Religious leaders call Santa Fe's living wage ordinance a "moral choice"
Eight years ago, at its 65th General Assembly, the Union for Reform Judaism passed a resolution supporting living wage campaigns. The resolution urged its member congregations across North America to become involved in these campaigns so that workers would be treated with justice. It did so by quoting Deuteronomy, a text held sacred by all three Abrahamic religious traditions: "You shall not oppress a hired laborer that is poor and needy, whether that laborer be of your people or of the strangers that are in the land within your gates." (Deuteronomy 24:14). Certainly as a religious body the URJ has not been alone. Many churches have been in the forefront of support for Living Wage Legislation as evidenced by the resolution passed at the 1997 General Assembly of the Unitarian Universalists of America and the resolution passed by the Evangelical Lutheran Church of America in 1999. It has been the constant teaching of the Roman Catholic Church since Pope Leo XIII that no one should work and live in poverty.
Perhaps the most difficult part in the framing of the URJ resolution was picking a single Biblical verse to quote. The Bible is replete with statements calling us to rally in the cause of social justice. In what are called the "Holiness Codes" of Leviticus 19, we are instructed to care for "the needy and the stranger," and to maintain honest business practices. We are also warned not to "stand idle while our neighbor bleeds." The prophet Amos (2:7) speaks disparagingly of those who "trample on the heads of the poor" and who "deny justice to the oppressed." These citations do not even scratch the surface of Biblical exhortations to pursue justice.
In the years following the URJ resolution, and those of the UUA and ELCA, the need for legislation to provide a living wage to workers in our communities has only increased. It seems only fair, and moral, that those who work within a community should be able to live with dignity in that community. At the very least, that is what we would want for our children, and the children of our neighbors — the ability to live with dignity.
The City Council is about to take up the issue of Living Wage legislation again, through amendments to the current law. This time though, the business community and the labor community have come to an agreement about the proposed changes. Changes that will serve us all well. The City Council will hold hearings during October and vote on the proposed changes at a meeting on Nov. 14. The changes would expand the living wage, starting Jan. 1, 2008, to cover all employees in Santa Fe, not just the current 60 percent. They would put into place an automatic cost of living increase every year starting Jan. 1, 2009. Finally, the baseline living wage will be set at the current $9.50 per hour.

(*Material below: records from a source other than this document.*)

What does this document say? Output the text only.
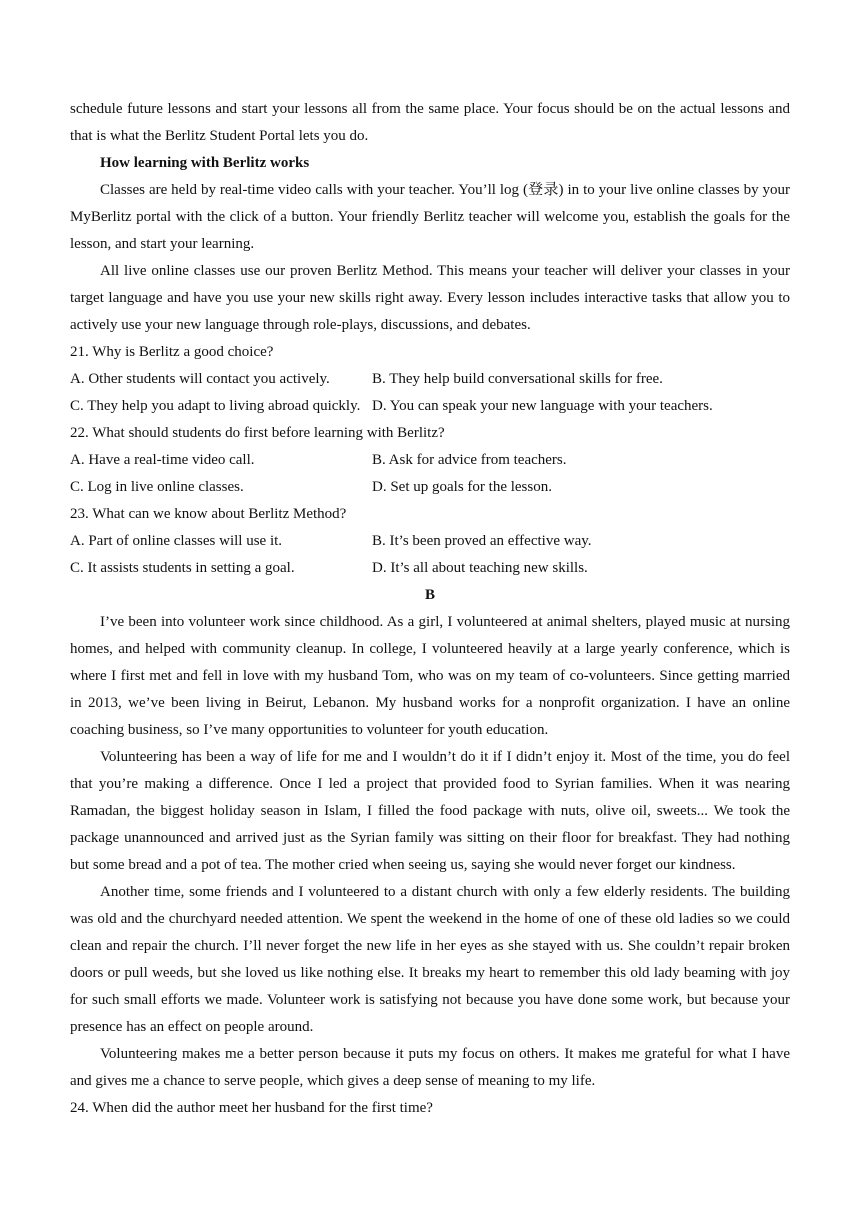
schedule future lessons and start your lessons all from the same place. Your focus should be on the actual lessons and that is what the Berlitz Student Portal lets you do.

How learning with Berlitz works

Classes are held by real-time video calls with your teacher. You’ll log (登录) in to your live online classes by your MyBerlitz portal with the click of a button. Your friendly Berlitz teacher will welcome you, establish the goals for the lesson, and start your learning.

All live online classes use our proven Berlitz Method. This means your teacher will deliver your classes in your target language and have you use your new skills right away. Every lesson includes interactive tasks that allow you to actively use your new language through role-plays, discussions, and debates.

21. Why is Berlitz a good choice?

A. Other students will contact you actively.	B. They help build conversational skills for free.
C. They help you adapt to living abroad quickly. D. You can speak your new language with your teachers.

22. What should students do first before learning with Berlitz?

A. Have a real-time video call.	B. Ask for advice from teachers.
C. Log in live online classes.	D. Set up goals for the lesson.

23. What can we know about Berlitz Method?

A. Part of online classes will use it.	B. It’s been proved an effective way.
C. It assists students in setting a goal.	D. It’s all about teaching new skills.

B

I’ve been into volunteer work since childhood. As a girl, I volunteered at animal shelters, played music at nursing homes, and helped with community cleanup. In college, I volunteered heavily at a large yearly conference, which is where I first met and fell in love with my husband Tom, who was on my team of co-volunteers. Since getting married in 2013, we’ve been living in Beirut, Lebanon. My husband works for a nonprofit organization. I have an online coaching business, so I’ve many opportunities to volunteer for youth education.

Volunteering has been a way of life for me and I wouldn’t do it if I didn’t enjoy it. Most of the time, you do feel that you’re making a difference. Once I led a project that provided food to Syrian families. When it was nearing Ramadan, the biggest holiday season in Islam, I filled the food package with nuts, olive oil, sweets... We took the package unannounced and arrived just as the Syrian family was sitting on their floor for breakfast. They had nothing but some bread and a pot of tea. The mother cried when seeing us, saying she would never forget our kindness.

Another time, some friends and I volunteered to a distant church with only a few elderly residents. The building was old and the churchyard needed attention. We spent the weekend in the home of one of these old ladies so we could clean and repair the church. I’ll never forget the new life in her eyes as she stayed with us. She couldn’t repair broken doors or pull weeds, but she loved us like nothing else. It breaks my heart to remember this old lady beaming with joy for such small efforts we made. Volunteer work is satisfying not because you have done some work, but because your presence has an effect on people around.

Volunteering makes me a better person because it puts my focus on others. It makes me grateful for what I have and gives me a chance to serve people, which gives a deep sense of meaning to my life.

24. When did the author meet her husband for the first time?
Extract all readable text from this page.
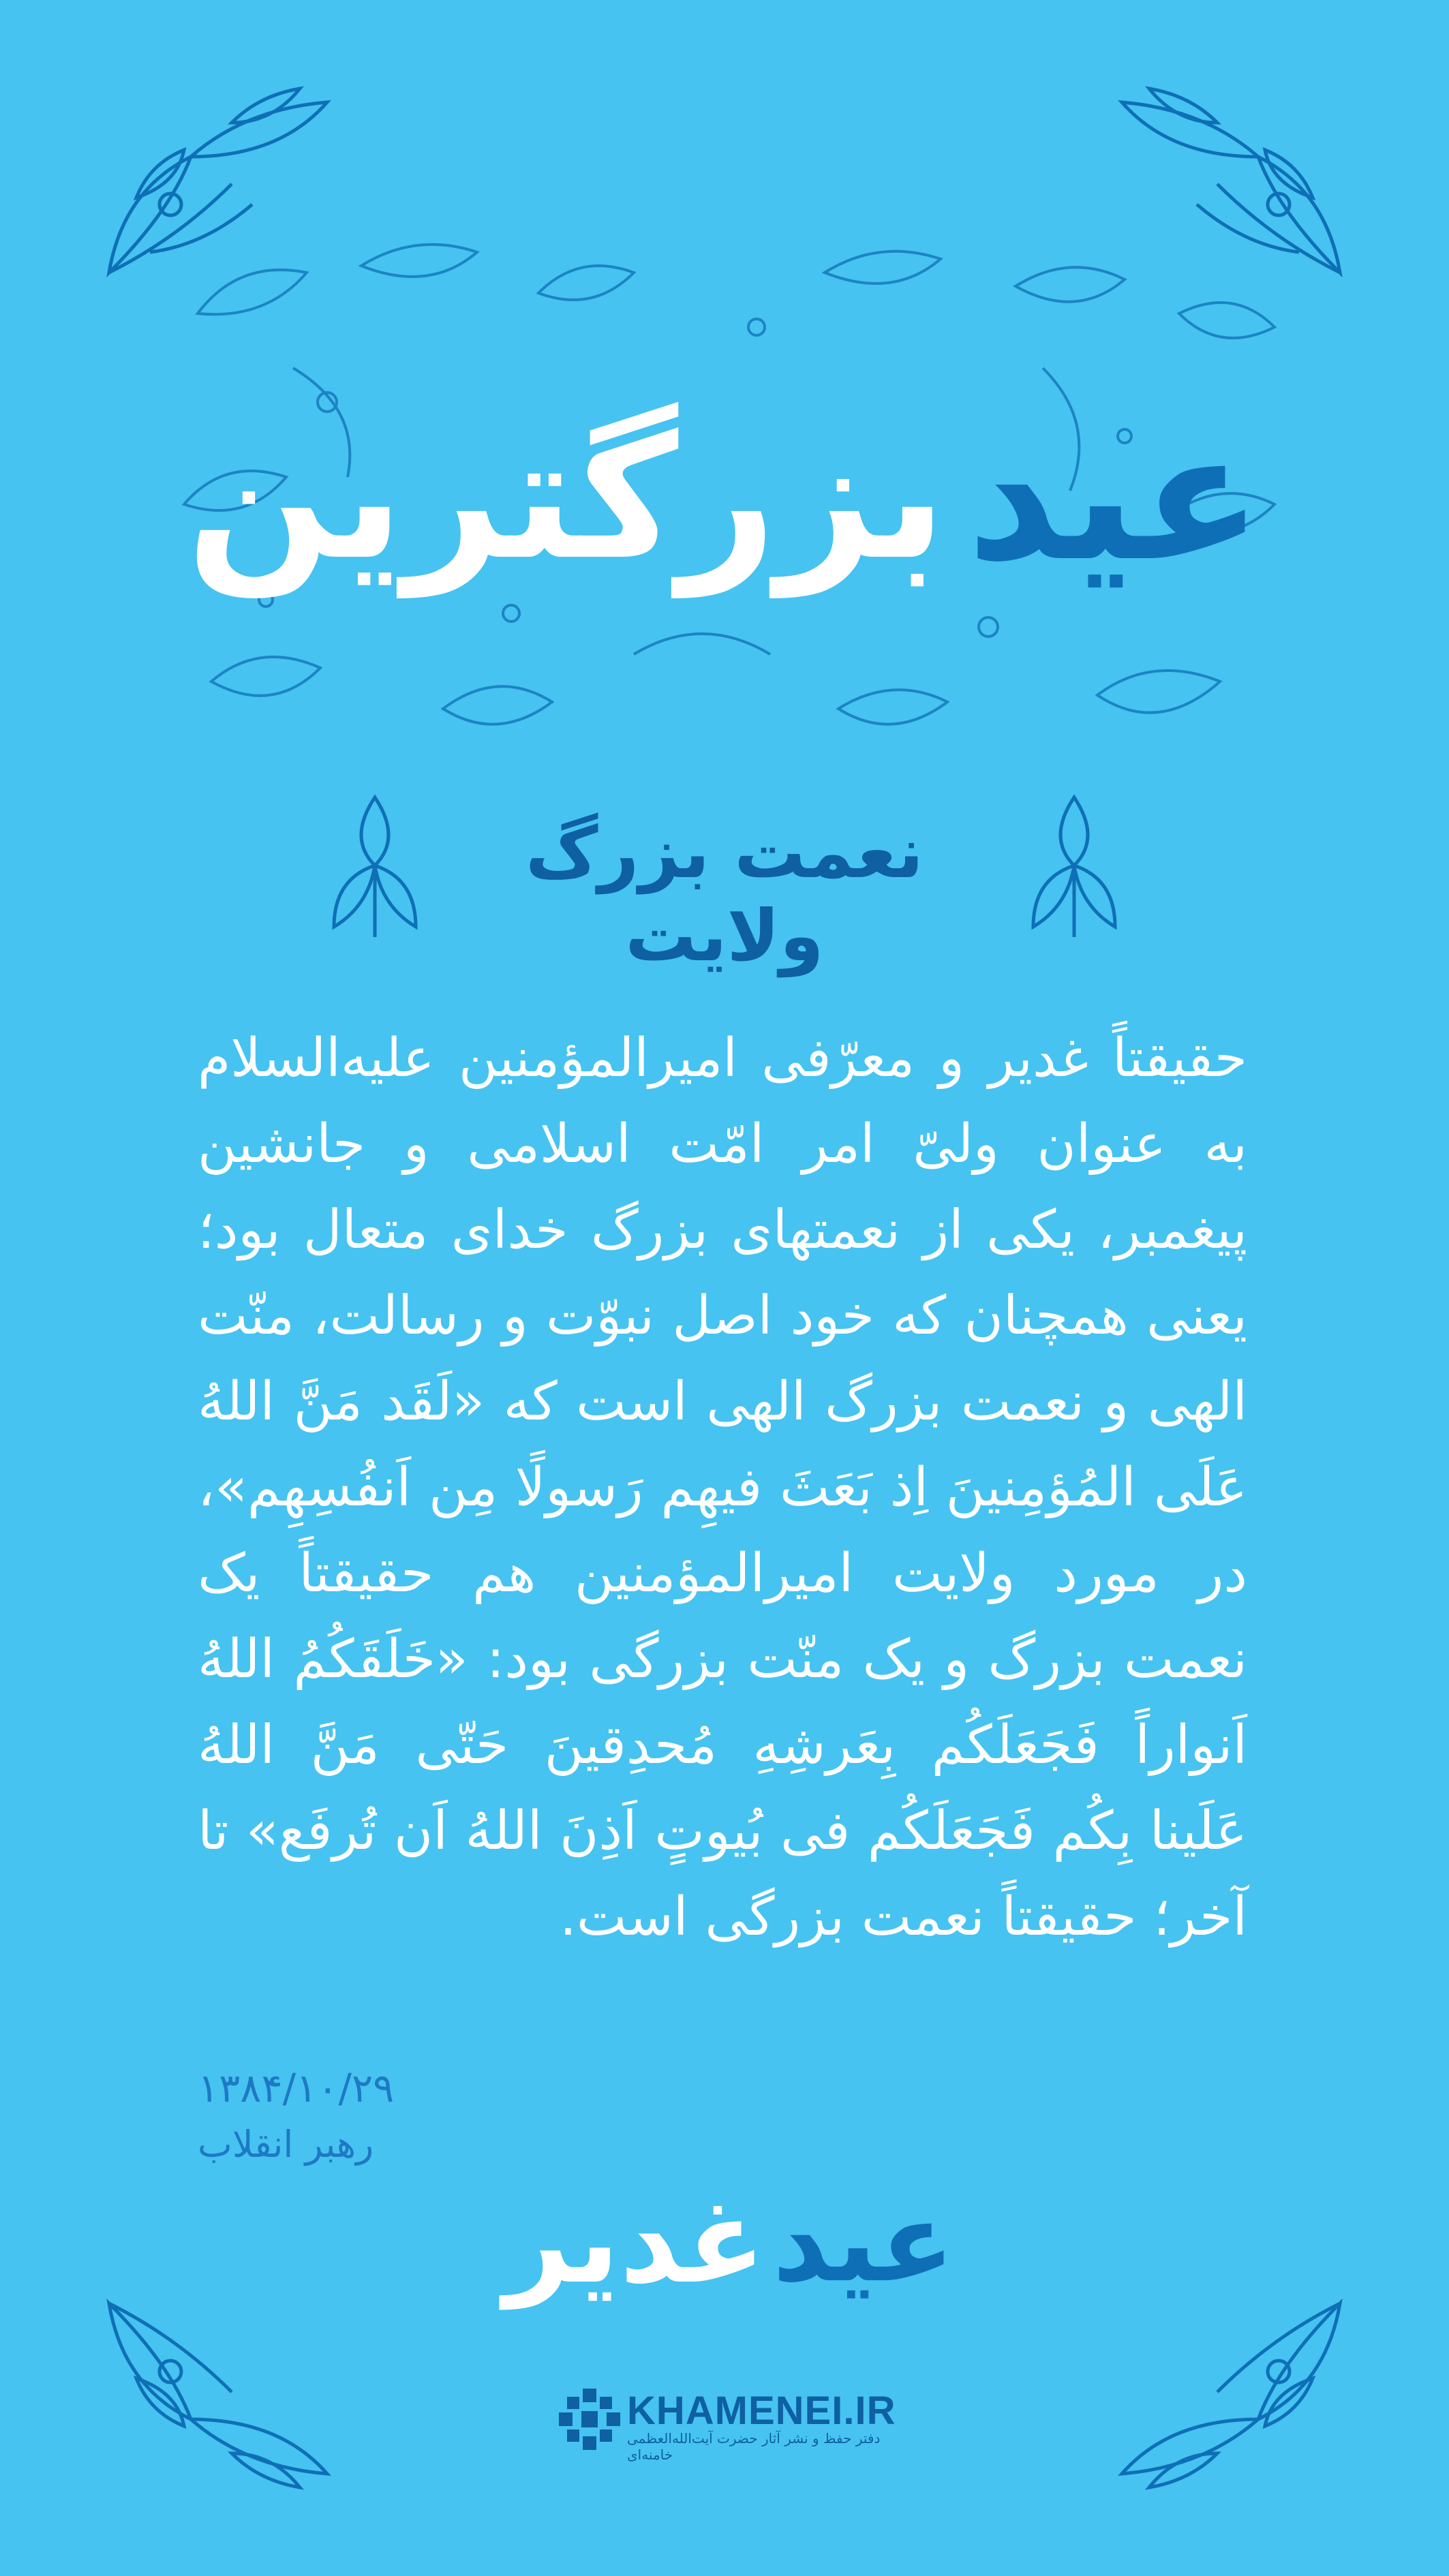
بزرگترین عید
نعمت بزرگ ولایت
حقیقتاً غدیر و معرّفی امیرالمؤمنین علیه‌السلام به عنوان ولیّ امر امّت اسلامی و جانشین پیغمبر، یکی از نعمتهای بزرگ خدای متعال بود؛ یعنی همچنان که خود اصل نبوّت و رسالت، منّت الهی و نعمت بزرگ الهی است که «لَقَد مَنَّ اللهُ عَلَی المُؤمِنینَ اِذ بَعَثَ فیهِم رَسولًا مِن اَنفُسِهِم»، در مورد ولایت امیرالمؤمنین هم حقیقتاً یک نعمت بزرگ و یک منّت بزرگی بود: «خَلَقَکُمُ اللهُ اَنواراً فَجَعَلَکُم بِعَرشِهِ مُحدِقینَ حَتّی مَنَّ اللهُ عَلَینا بِکُم فَجَعَلَکُم فی بُیوتٍ اَذِنَ اللهُ اَن تُرفَع» تا آخر؛ حقیقتاً نعمت بزرگی است.
۱۳۸۴/۱۰/۲۹
رهبر انقلاب
عید
غدیر
KHAMENEI.IR
دفتر حفظ و نشر آثار حضرت آیت‌الله‌العظمی خامنه‌ای
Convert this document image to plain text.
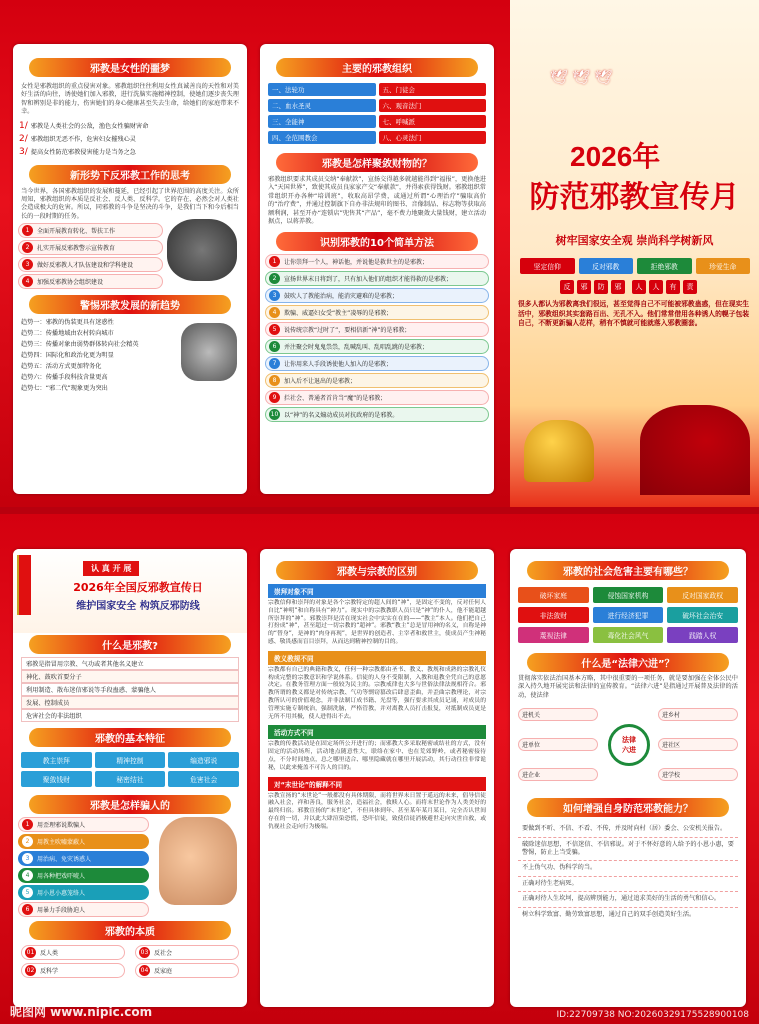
邪教是女性的噩梦
女性是邪教组织的重点侵害对象。邪教组织往往利用女性真诚善良的天性和对美好生活的向往，诱使她们加入邪教，进行洗脑实施精神控制，使她们逐步丧失理智和辨别是非的能力，伤害她们的身心健康甚至失去生命，给她们的家庭带来不幸。
1/ 邪教是人类社会的公敌，渔色女性骗财害命
2/ 邪教组织无恶不作，危害妇女摧残心灵
3/ 提高女性防范邪教侵害能力是当务之急
新形势下反邪教工作的思考
当今世界，各国邪教组织的发展和蔓延，已经引起了世界范围的高度关注。众所周知，邪教组织的本质是反社会、反人类、反科学。它的存在，必然会对人类社会造成极大的危害。所以，同邪教的斗争是坚决的斗争，是我们当下和今后相当长的一段时期的任务。
1	全面开展教育转化、帮扶工作
2	扎实开展反邪教警示宣传教育
3	做好反邪教人才队伍建设和学科建设
4	加强反邪教协会组织建设
警惕邪教发展的新趋势
趋势一：邪教的伪装更具有迷惑性
趋势二：传播地域由农村转向城市
趋势三：传播对象由弱势群体转向社会精英
趋势四：国际化和政治化更为明显
趋势五：活动方式更加特务化
趋势六：传播手段科技含量更高
趋势七：“邪二代”现象更为突出
主要的邪教组织
一、法轮功	五、门徒会
二、血水圣灵	六、观音法门
三、全能神	七、呼喊派
四、全范围教会	八、心灵法门
邪教是怎样聚敛财物的？
邪教组织要求其成员交纳“奉献款”，宣扬交得越多就越能得到“福报”，更换他进入“天国世界”，致使其成员良家家产交“奉献款”，并得索获得钱财。邪教组织常常组织开办各种“培训班”，收取高昂学费，或通过所谓“心理治疗”骗取高价的“治疗费”，并通过控制旗下自办非法规印的图书、音像制品、标志物等获取高额利润，甚至开办“连锁店”兜售其“产品”，毫不费力地聚敛大量钱财，建立活动据点，以蒋养教。
识别邪教的10个简单方法
1	让你崇拜一个人，神话他，并说他是救世主的是邪教；
2	宣扬世界末日将到了，只有加入他们的组织才能得救的是邪教；
3	鼓吹人了教能治病，能消灾避难的是邪教；
4	欺骗、威逼妇女受“教主”凌辱的是邪教；
5	说传统宗教“过时了”，要相信新“神”的是邪教；
6	并注聚会时鬼鬼祟祟，乱喊乱叫、乱唱乱跳的是邪教；
7	让你用来人手段诱使他人加入的是邪教；
8	加入后不让退出的是邪教；
9	拦社会、普通者首肯当“魔”的是邪教；
10 以“神”的名义煽动成员对抗政府的是邪教。
🕊 🕊 🕊
2026年
防范邪教宣传月
树牢国家安全观 崇尚科学树新风
坚定信仰	反对邪教	拒绝邪教	珍爱生命
反	邪	防	邪	人	人	有	责
很多人都认为邪教离我们很远，甚至觉得自己不可能被邪教蛊惑，但在现实生活中，邪教组织其实套路百出、无孔不入。他们常常借用各种诱人的幌子包装自己，不断更新骗人花样，稍有不慎就可能就落入邪教圈套。
认 真 开 展
2026年全国反邪教宣传日
维护国家安全 构筑反邪防线
什么是邪教?
邪教是指冒用宗教、气功或者其他名义建立
神化、鼓吹首要分子
利用制造、散布迷信邪说等手段蛊惑、蒙骗他人
发展、控制成员
危害社会的非法组织
邪教的基本特征
教主崇拜	精神控制	编造邪说
聚敛钱财	秘密结社	危害社会
邪教是怎样骗人的
1	用歪理邪说欺骗人
2	用教主吹嘘蒙蔽人
3	用治病、免灾诱惑人
4	用各种把戏吓唬人
5	用小恩小惠笼络人
6	用暴力手段胁迫人
邪教的本质
01 反人类	03 反社会
02 反科学	04 反家庭
邪教与宗教的区别
崇拜对象不同
宗教信仰和崇拜的对象是各个宗教特定的超人间的“神”，是固定不变的，反对任何人自比“神明”和自称具有“神力”。现实中的宗教教职人员只是“神”的仆人，他不能超越所崇拜的“神”。邪教崇拜是活在现实社会中实实在在的——“教主”本人。他们把自己打扮成“神”，甚至超过一切宗教的“超神”。邪教“教主”总是冒用神的名义，自称是神的“替身”，是神的“肉身再现”，是世界的创造者、主宰者和救世主，使成员产生神秘感、敬畏感而盲目崇拜，从而达到精神控制的目的。
教义教规不同
宗教都有自己的典籍和教义，任何一种宗教都由圣书、教义、教规和成熟的宗教礼仪构成完整的宗教意识和学说体系。信徒的人身不受限制，入教和退教全凭自己的意愿决定。在教务管理方面一般较为民主的。宗教戒律也大多与世俗法律法规相符合。邪教所谓的教义都是对传统宗教、气功等剽窃篡改后肆意歪曲，并歪曲宗教理论，对宗教所认可的价值观念，并非法制订成书籍、光盘等，强行要求其成员记诵，对成员的管理实施专制统治，强制洗脑，严格管教，并对离教人员打击报复，对抵制成员更是无所不用其极，使人进得出不去。
活动方式不同
宗教的传教活动是在固定场所公开进行的；而邪教大多采取秘密或结社的方式，没有固定的活动场所，活动地点随意性大，联络在家中、也在荒郊野岭，或者秘密接待点，不分时间地点，总之哪里适合、哪里隐藏就在哪里开展活动，其行动往往非常诡秘，以此来掩盖不可告人的目的。
对“末世论”的解释不同
宗教宣扬的“末世论”一般都没有具体期限，而将世界末日置于遥远的未来，倡导信徒融入社会，祥和善良，服务社会，造福社会，救赎人心。而将末世论作为人类美好的最终归宿。邪教宣扬的“末世论”，不但具体到年、甚至某年某月某日，完全否认世间存在的一切，并以此大肆渲染恐慌，恐吓信徒，致使信徒消极避世走向灾世自救，或仇视社会走向行为极端。
邪教的社会危害主要有哪些？
破坏家庭	侵蚀国家机构	反对国家政权
非法敛财	进行经济犯罪	破坏社会治安
蔑视法律	毒化社会风气	践踏人权
什么是“法律六进”？
贯彻落实依法治国基本方略，其中很重要的一项任务，就是要加强在全体公民中深入持久地开展宪法和法律的宣传教育。“法律六进”是指通过开展普及法律的活动，使法律
法律
六进
进机关	进乡村
进单位	进社区
进企业	进学校
如何增强自身防范邪教能力？
要做到不听、不信、不看、不传，并及时向村（居）委会、公安机关报告。
破除迷信思想，不信迷信、不信邪说。对于不怀好意的人给予的小恩小惠，要警惕，防止上当受骗。
不上伪气功、伪科学的当。
正确对待生老病死。
正确对待人生坎坷，提高辨别能力，通过追求美好的生活的勇气和信心。
树立科学致富、勤劳致富思想，通过自己的双手创造美好生活。
昵图网 www.nipic.com	ID:22709738 NO:20260329175528900108
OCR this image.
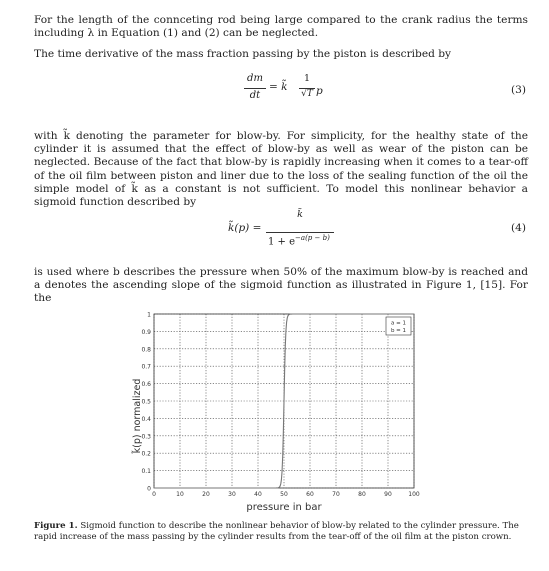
For the length of the connceting rod being large compared to the crank radius the terms including λ in Equation (1) and (2) can be neglected.

The time derivative of the mass fraction passing by the piston is described by

dm
dt
= k̃
1
√T p	(3)

with k̃ denoting the parameter for blow-by. For simplicity, for the healthy state of the cylinder it is assumed that the effect of blow-by as well as wear of the piston can be neglected. Because of the fact that blow-by is rapidly increasing when it comes to a tear-off of the oil film between piston and liner due to the loss of the sealing function of the oil the simple model of k̃ as a constant is not sufficient. To model this nonlinear behavior a sigmoid function described by

k̃(p) =
k̃
$1 + e^{-a(p - b)}$
(4)

is used where b describes the pressure when 50% of the maximum blow-by is reached and a denotes the ascending slope of the sigmoid function as illustrated in Figure 1, [15]. For the

0
0.1
0.2
0.3
0.4
0.5
0.6
0.7
0.8
0.9
1
0	10	20	30	40	50	60	70	80	90	100
a = 1
b = 1
pressure in bar
k̃(p) normalized

Figure 1. Sigmoid function to describe the nonlinear behavior of blow-by related to the cylinder pressure. The rapid increase of the mass passing by the cylinder results from the tear-off of the oil film at the piston crown.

We applaud the visionaries of the Santa Fe Living Wage Network, the Santa Fe Chamber of Commerce, the New Mexico Council of Churches, the Lodgers Association, the local immigrants rights group, the Restaurant Association, the 22 unions, and the Santa Fe Alliance who came together in support of the amendments to the Santa Fe Living Wage legislation. Given its moral basis and its broad based support from both labor and business, we urge the citizens of Santa Fe to encourage the City Council to pass the proposal as submitted and set a positive precedent for labor/management cooperation.
Rabbi Marvin Schwab of Temple Beth Shalom, the Rev. Richard W. Murphy of St. Bede's Episcopal Church and three additional Santa Fe church leaders signed this commentary.